27. In these circumstances, and applying the Ivey test, the Panel has no hesitation in finding that the Registrant was dishonest when he submitted the DATIX which contained the false and misleading information about the cause of his shoulder injury, and it is satisfied that an ordinary, decent person would judge the Registrant’s conduct to be dishonest.

28. In relation to Particular 2: the Panel finds that the factual circumstances on or around 12 March 2018 when the Registrant submitted the Personal Injury Claim Form which had been completed on his behalf, he knew that his assertion as to the cause of his shoulder injury was untrue and he had done this deliberately. The Panel is satisfied that it can rule out any mistake on the part of the Registrant. This was now over a month since the Registrant had submitted the DATIX. He has had time in which to reflect on his dishonest conduct in submitting the DATIX and admit that it contained factually incorrect information regarding the cause of his shoulder injury.
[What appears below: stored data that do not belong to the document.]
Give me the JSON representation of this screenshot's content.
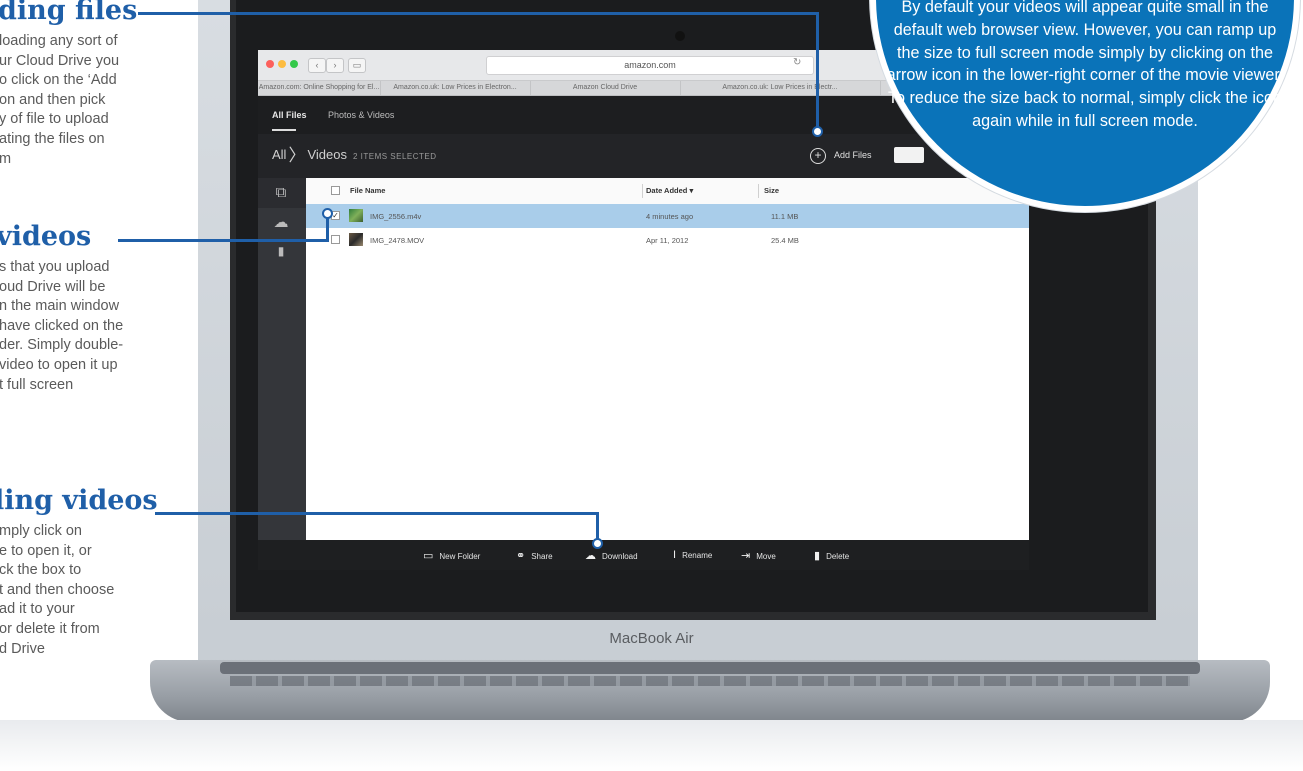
{
  "annotations": [
    {
      "heading": "ding files",
      "body": "loading any sort of\nur Cloud Drive you\no click on the ‘Add\non and then pick\ny of file to upload\nating the files on\nm"
    },
    {
      "heading": "videos",
      "body": "s that you upload\noud Drive will be\nn the main window\nhave clicked on the\nder. Simply double-\nvideo to open it up\nt full screen"
    },
    {
      "heading": "ling videos",
      "body": "mply click on\ne to open it, or\nck the box to\nt and then choose\nad it to your\n or delete it from\nd Drive"
    }
  ],
  "bubble": {
    "text": "By default your videos will appear quite small in the default web browser view. However, you can ramp up the size to full screen mode simply by clicking on the arrow icon in the lower-right corner of the movie viewer. To reduce the size back to normal, simply click the icon again while in full screen mode."
  },
  "laptop": {
    "brand": "MacBook Air"
  },
  "browser": {
    "url": "amazon.com",
    "tabs": [
      "Amazon.com: Online Shopping for El...",
      "Amazon.co.uk: Low Prices in Electron...",
      "Amazon Cloud Drive",
      "Amazon.co.uk: Low Prices in Electr..."
    ]
  },
  "app": {
    "nav": {
      "all_files": "All Files",
      "photos_videos": "Photos & Videos"
    },
    "breadcrumb": {
      "root": "All",
      "folder": "Videos",
      "count": "2 ITEMS SELECTED"
    },
    "add_files": "Add Files",
    "columns": {
      "name": "File Name",
      "date": "Date Added ▾",
      "size": "Size"
    },
    "files": [
      {
        "name": "IMG_2556.m4v",
        "date": "4 minutes ago",
        "size": "11.1 MB",
        "selected": true
      },
      {
        "name": "IMG_2478.MOV",
        "date": "Apr 11, 2012",
        "size": "25.4 MB",
        "selected": false
      }
    ],
    "toolbar": {
      "new_folder": "New Folder",
      "share": "Share",
      "download": "Download",
      "rename": "Rename",
      "move": "Move",
      "delete": "Delete"
    }
  },
  "colors": {
    "accent": "#1f5fa8",
    "bubble": "#0a73b9",
    "selected_row": "#a9cdea"
  }
}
In submitting the Personal Injury Claim, the Registrant chose to continue his dishonest conduct by making a claim that were it to succeed, would have resulted in compensation being paid by the Trust which is ultimately funded by the taxpayer. The Panel has accepted the Registrant’s evidence that he knew that what he was doing was dishonest and would be regarded as such by the public.

29. In these circumstances, and applying the Ivey test, the Panel has no hesitation in finding that the Registrant was dishonest when he submitted the Personal Injury Claim Form which contained the false and misleading information about the cause of his shoulder injury, and it is satisfied that an ordinary, decent person would judge the Registrant’s conduct to be dishonest.


30. In relation to Particular 3: the Panel finds that the factual circumstances on or around 20 March 2018 when the Registrant provided a statement to his line manager, DW, in order to explain in more detail the events of 19 August 2018 when attending Patient A, were (i) that the Registrant knew that his further explanation as to the cause of his shoulder injury was untrue and (ii) that he had deliberately expanded on and embellished what he had said about this in the DATIX. The Panel is satisfied that it can rule out any mistake on the part of the Registrant. This was now some two months since the Registrant had submitted the DATIX. He has had further time in which to reflect on his dishonest conduct in submitting the DATIX and admit that it contained factually incorrect information regarding the cause of his shoulder injury. In submitting the statement, the Registrant chose to continue his dishonest conduct by “gilding the lily”. The Panel has accepted the Registrant’s evidence that he knew that what he was doing was dishonest and would be regarded as such by the public.

31. In these circumstances, and applying the Ivey test, the Panel has no hesitation in finding that the Registrant was dishonest when he submitted the statement which contained the false, misleading and embellished information about the cause of his shoulder injury, and it is satisfied that an ordinary, decent person would judge the Registrant’s conduct to be dishonest.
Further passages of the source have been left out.